Conducting N of 1 studies on every cancer patient seeking treatment would be impossible, but the findings point to a more scalable strategy.
“What we found through these studies is that, in fact, patients really stratify into very large subgroups, called pharmacotypes, that have predicted sensitivity to exactly the same drugs, thus paving the road to more traditional clinical trials,” says Califano.
He and his colleagues are now developing procedures to classify patients into pharmacotypes in the clinic. One such trial for metastatic rhabdoid and Wilms tumor has just opened up in collaboration with colleagues at Memorial Sloan Kettering and another one for neuroendocrine tumors was completed at Columbia.
“I think we’re doing something that is very different from what people normally think in terms of personalized medicine, but it’s personalized in a way that could actually really be brought to the clinic and have utility for a vast number of patients,” says Califano.

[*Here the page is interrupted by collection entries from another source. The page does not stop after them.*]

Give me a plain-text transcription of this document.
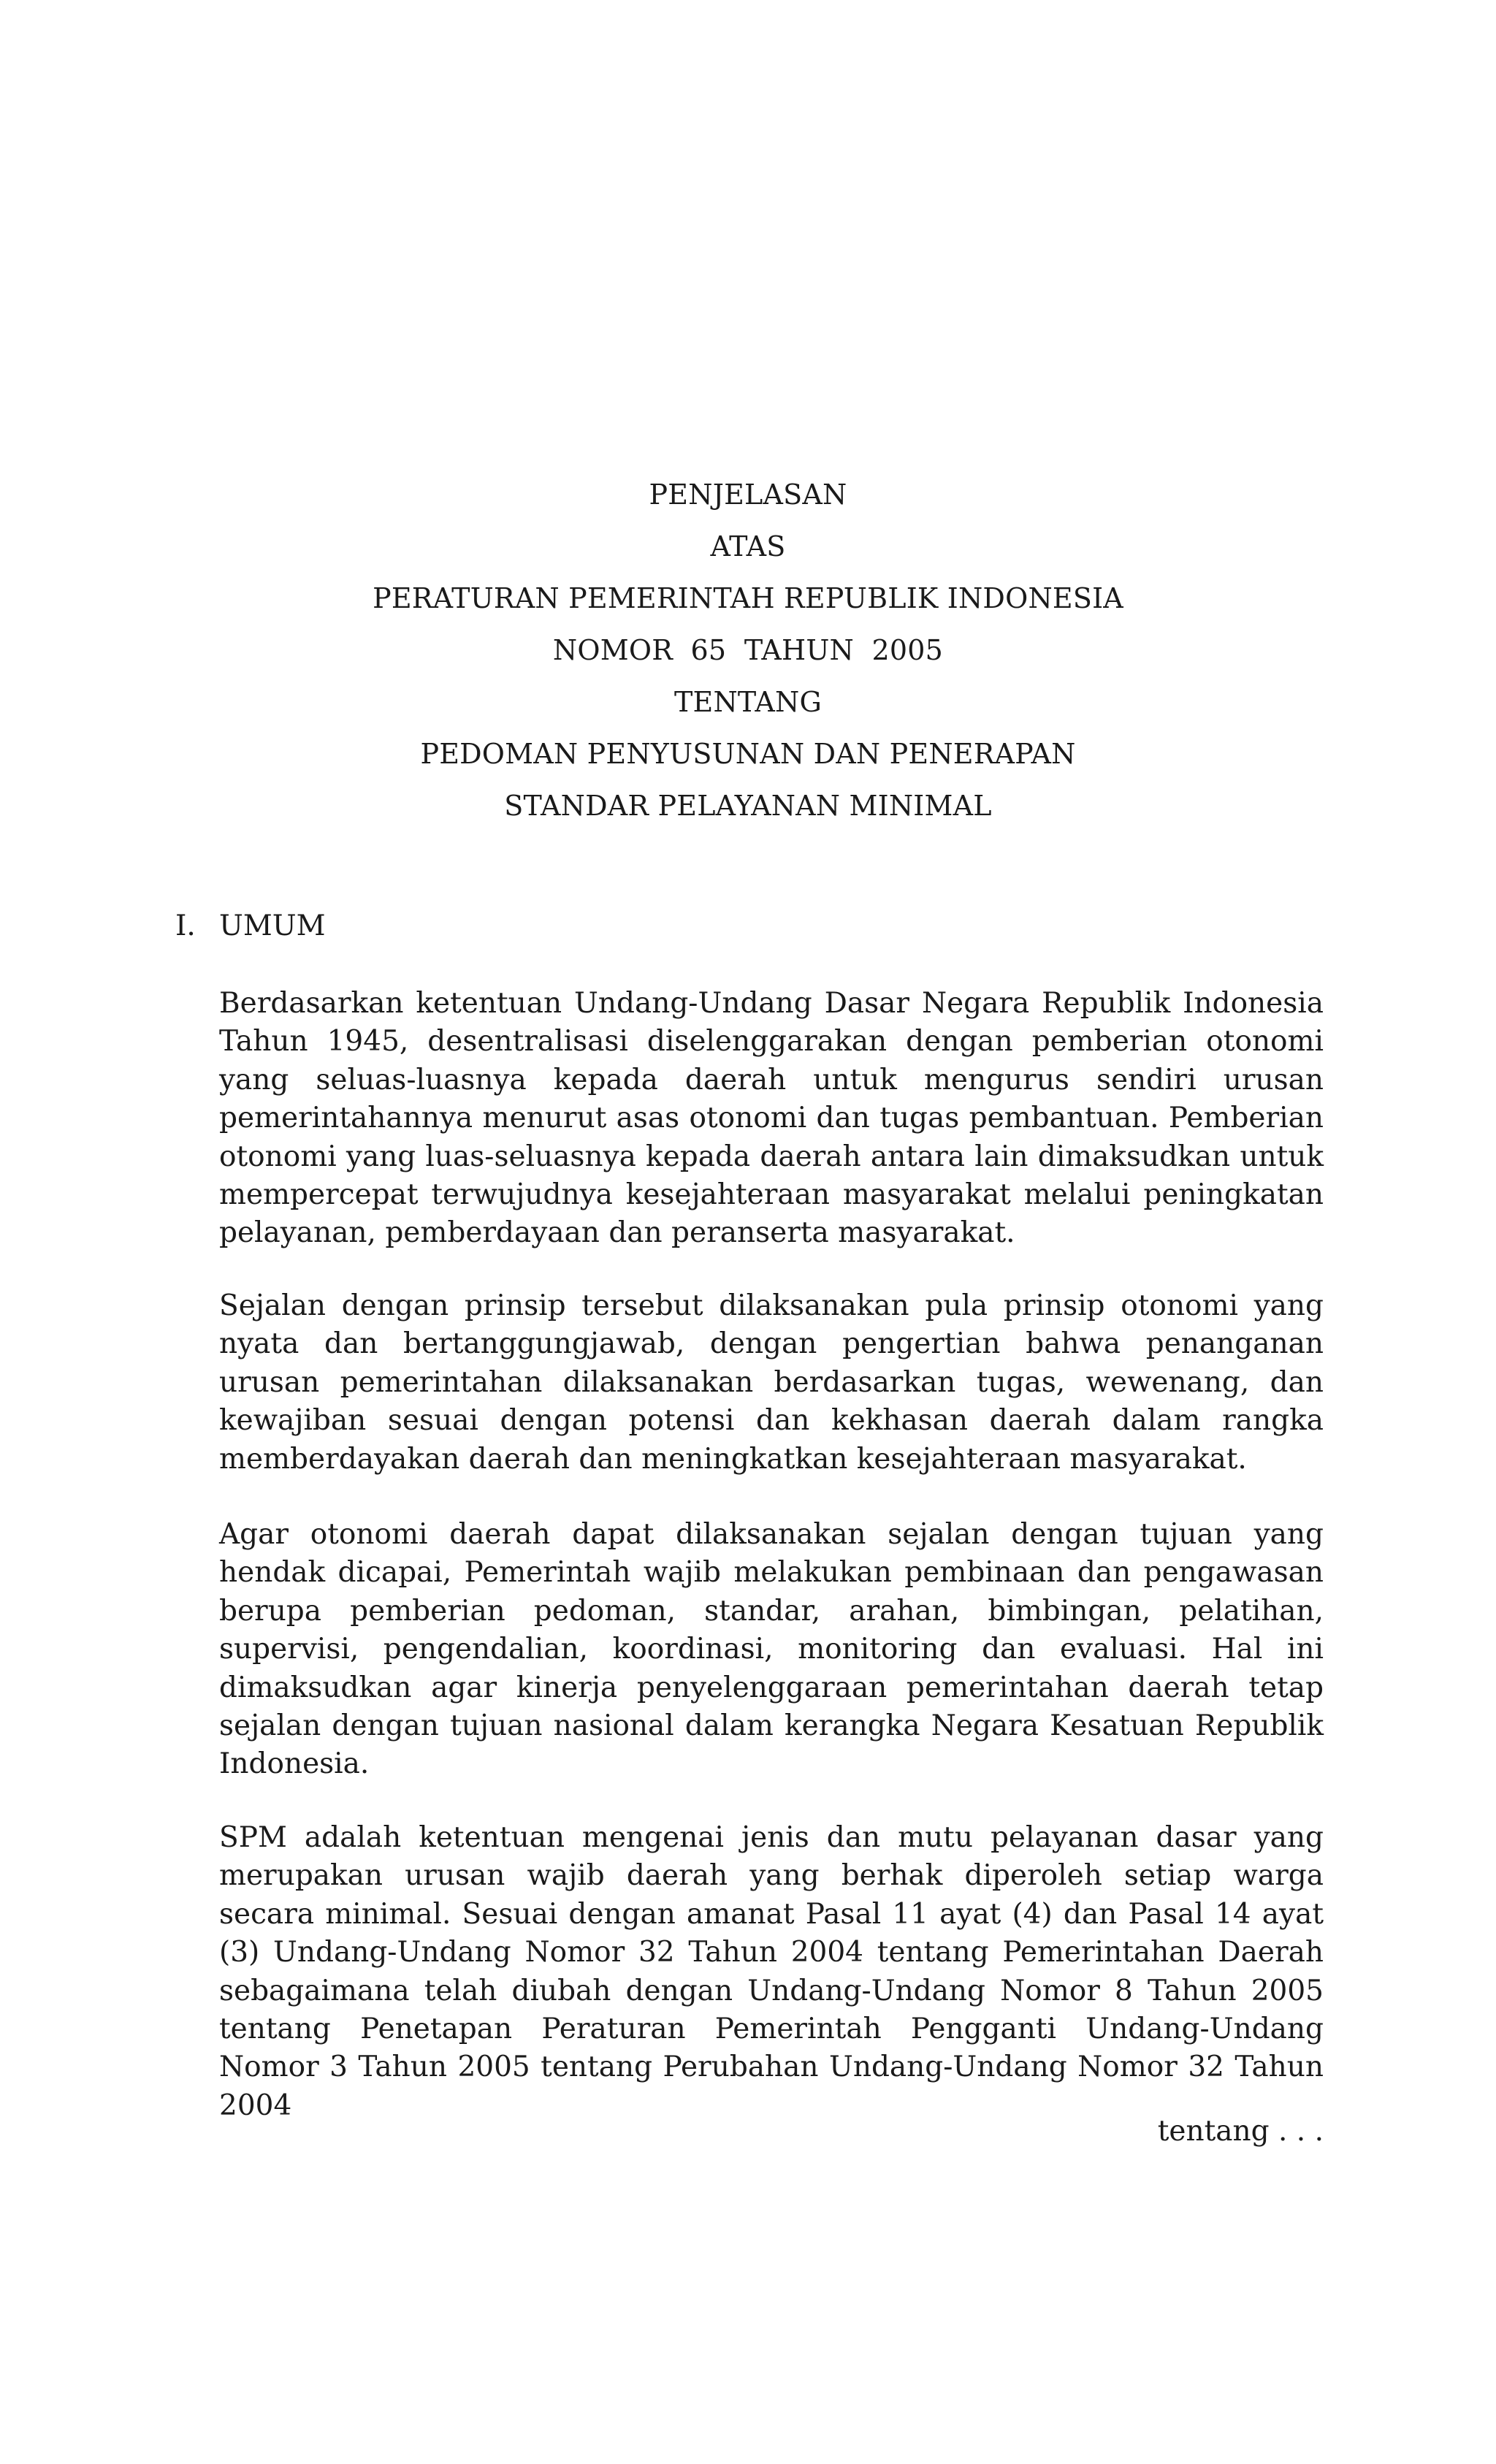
PENJELASAN
ATAS
PERATURAN PEMERINTAH REPUBLIK INDONESIA
NOMOR  65  TAHUN  2005
TENTANG
PEDOMAN PENYUSUNAN DAN PENERAPAN
STANDAR PELAYANAN MINIMAL
I. UMUM

Berdasarkan ketentuan Undang-Undang Dasar Negara Republik Indonesia Tahun 1945, desentralisasi diselenggarakan dengan pemberian otonomi yang seluas-luasnya kepada daerah untuk mengurus sendiri urusan pemerintahannya menurut asas otonomi dan tugas pembantuan. Pemberian otonomi yang luas-seluasnya kepada daerah antara lain dimaksudkan untuk mempercepat terwujudnya kesejahteraan masyarakat melalui peningkatan pelayanan, pemberdayaan dan peranserta masyarakat.

Sejalan dengan prinsip tersebut dilaksanakan pula prinsip otonomi yang nyata dan bertanggungjawab, dengan pengertian bahwa penanganan urusan pemerintahan dilaksanakan berdasarkan tugas, wewenang, dan kewajiban sesuai dengan potensi dan kekhasan daerah dalam rangka memberdayakan daerah dan meningkatkan kesejahteraan masyarakat.

Agar otonomi daerah dapat dilaksanakan sejalan dengan tujuan yang hendak dicapai, Pemerintah wajib melakukan pembinaan dan pengawasan berupa pemberian pedoman, standar, arahan, bimbingan, pelatihan, supervisi, pengendalian, koordinasi, monitoring dan evaluasi. Hal ini dimaksudkan agar kinerja penyelenggaraan pemerintahan daerah tetap sejalan dengan tujuan nasional dalam kerangka Negara Kesatuan Republik Indonesia.

SPM adalah ketentuan mengenai jenis dan mutu pelayanan dasar yang merupakan urusan wajib daerah yang berhak diperoleh setiap warga secara minimal. Sesuai dengan amanat Pasal 11 ayat (4) dan Pasal 14 ayat (3) Undang-Undang Nomor 32 Tahun 2004 tentang Pemerintahan Daerah sebagaimana telah diubah dengan Undang-Undang Nomor 8 Tahun 2005 tentang Penetapan Peraturan Pemerintah Pengganti Undang-Undang Nomor 3 Tahun 2005 tentang Perubahan Undang-Undang Nomor 32 Tahun 2004

tentang . . .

Attacking the master regulatory program could also make other therapies much more effective. “When you target master regulators, you dramatically sensitize the cell to immunotherapy, because the programs that allow the cancer cell to become invisible to the immune system, for instance by recruiting immunosuppressive normal cells to the tumor site, are actually largely regulated by the same master regulators that control the state of the cancer cell,” says Califano. Califano’s lab, in collaboration with Cory Abate-Shen, PhD, at VP&S, showed this in a study metastatic castration-resistant prostate cancer (Vasciaveo et al. 2023 Cancer Discovery), where the drugs predicted to target the master regulators increased the effect of immunotherapy, an approach that has very limited success in this type of cancer.
Califano and many of the same collaborators have produced a series of other studies in the past year supporting the master regulator strategy, and the idea is gaining traction.
“We’re working with some of the major pharmaceutical companies that are now shifting their focus towards developing drugs that target master regulators, as opposed to using master regulators as a biomarker for whether an existing drug will work,” says Califano.
With clinical trials of master regulator-based therapy now enrolling or underway for several types of cancer, the strategy seems poised for wider use. “I think that this is reaching the point where progress is becoming much, much faster; hopefully, it will not take another 10 years to complete the next studies,” says Califano.